E então, solitariamente, um singelo "clap, clap, clap". E então outro, e mais outro, e mais outro e mais outro e mais outro. Pino é aplaudido efusivamente, o circo explode em aplausos. As pessoas, por um momento que seja, deixaram de lado toda programação de raiva e intolerancia que foram ensinadas a reproduzir e apenas se permitiram ser seres humanos no seu estado mais puro, apenas apreciando a arte não importando o tom de pele do seu interprete (ou nesse caso, literalmente do que é feita a pele). 



Como aconteceu antes com Chuck Berry quando ele barbarizou o mundo tendo apenas inventado o Rock'n Roll, ou Charlie Parker quando ele elevou o jazz a níveis sobrehumanos.
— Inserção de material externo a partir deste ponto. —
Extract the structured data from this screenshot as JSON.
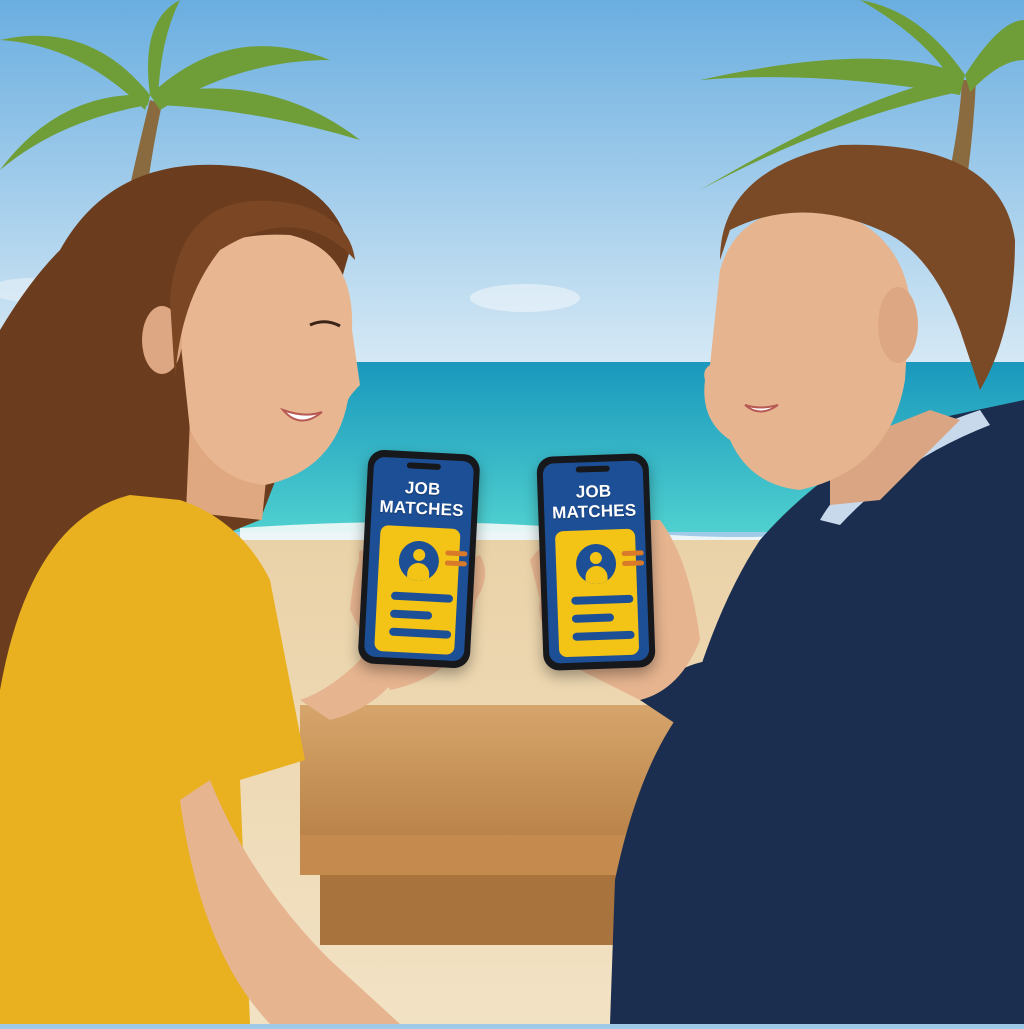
{
  "scene": {
    "setting": "tropical beach",
    "colors": {
      "sky_top": "#6aaee0",
      "sky_bottom": "#d6e9f5",
      "sea": "#1fb2c4",
      "sand": "#ecd6b0",
      "table": "#c9945a",
      "shirt": "#e9b020",
      "suit": "#1b2e4f",
      "hair_woman": "#6b3d1e",
      "hair_man": "#7a4a26",
      "skin": "#e6b48f",
      "palm_leaf": "#6f9e38",
      "palm_trunk": "#8a6a3f"
    }
  },
  "phones": [
    {
      "title_line1": "JOB",
      "title_line2": "MATCHES",
      "screen_color": "#1d4f96",
      "card_color": "#f3c316",
      "avatar_icon": "user-avatar-icon"
    },
    {
      "title_line1": "JOB",
      "title_line2": "MATCHES",
      "screen_color": "#1d4f96",
      "card_color": "#f3c316",
      "avatar_icon": "user-avatar-icon"
    }
  ]
}
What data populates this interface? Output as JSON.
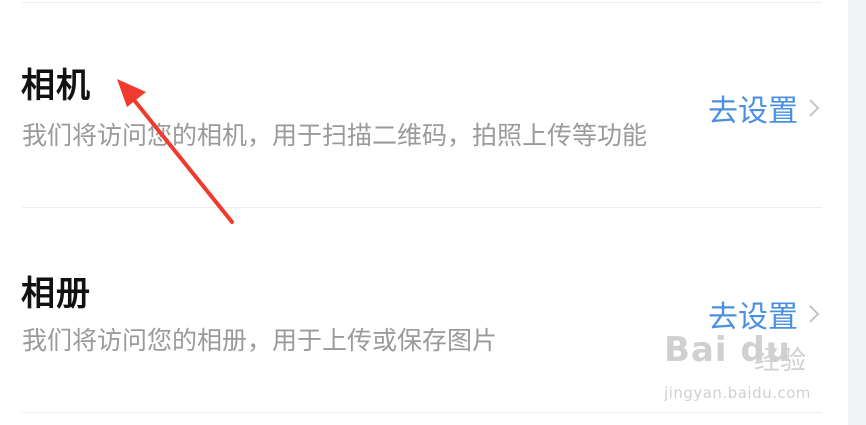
{
  "permissions": [
    {
      "title": "相机",
      "description": "我们将访问您的相机，用于扫描二维码，拍照上传等功能",
      "action_label": "去设置"
    },
    {
      "title": "相册",
      "description": "我们将访问您的相册，用于上传或保存图片",
      "action_label": "去设置"
    }
  ],
  "annotation": {
    "arrow_color": "#f03a2e"
  },
  "watermark": {
    "brand": "Bai du",
    "sub": "经验",
    "url": "jingyan.baidu.com"
  },
  "colors": {
    "title": "#111111",
    "description": "#9a9a9a",
    "link": "#4a90e2",
    "divider": "#eeeeee"
  }
}
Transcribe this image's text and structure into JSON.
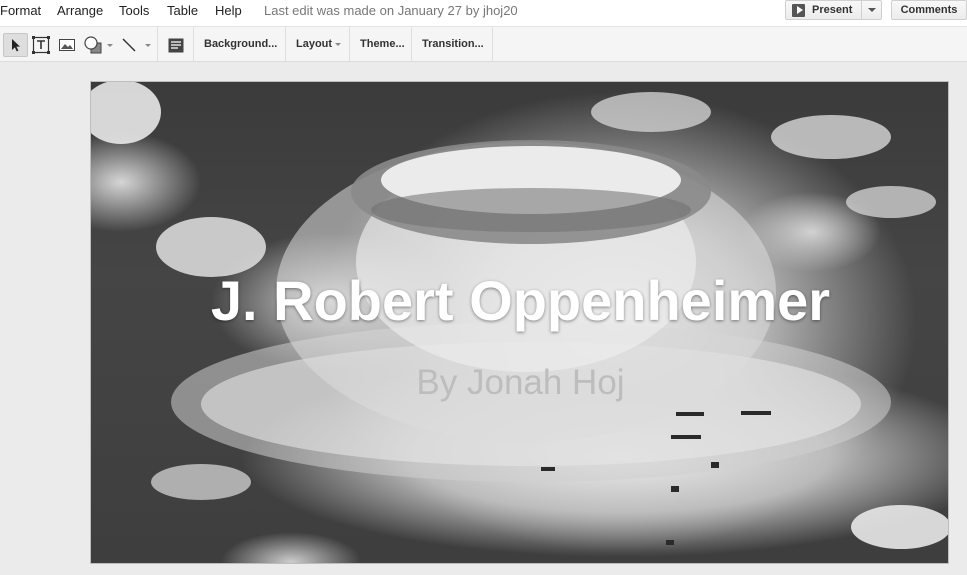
{
  "menubar": {
    "items": [
      "Format",
      "Arrange",
      "Tools",
      "Table",
      "Help"
    ],
    "last_edit": "Last edit was made on January 27 by jhoj20",
    "present_label": "Present",
    "comments_label": "Comments"
  },
  "toolbar": {
    "tools": [
      "select-tool",
      "text-box-tool",
      "image-tool",
      "shape-tool",
      "line-tool",
      "speaker-notes-tool"
    ],
    "background_label": "Background...",
    "layout_label": "Layout",
    "theme_label": "Theme...",
    "transition_label": "Transition..."
  },
  "slide": {
    "title": "J. Robert Oppenheimer",
    "subtitle": "By Jonah Hoj"
  }
}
Por alguns minutos, alguns preciosos minutos, arte é apenas arte. Depois que termina as pessoas voltam a ser as coisas abjetas e preconceituosas que elas foram treinadas para ser, mas por um breve momento a arte permite que as pessoas sejam apenas pessoas em seu estado mais puro.

Porque é isso que a arte faz. E esse jogo é uma fodenda obra de arte.
Wonder Project J, senhoras e senhores.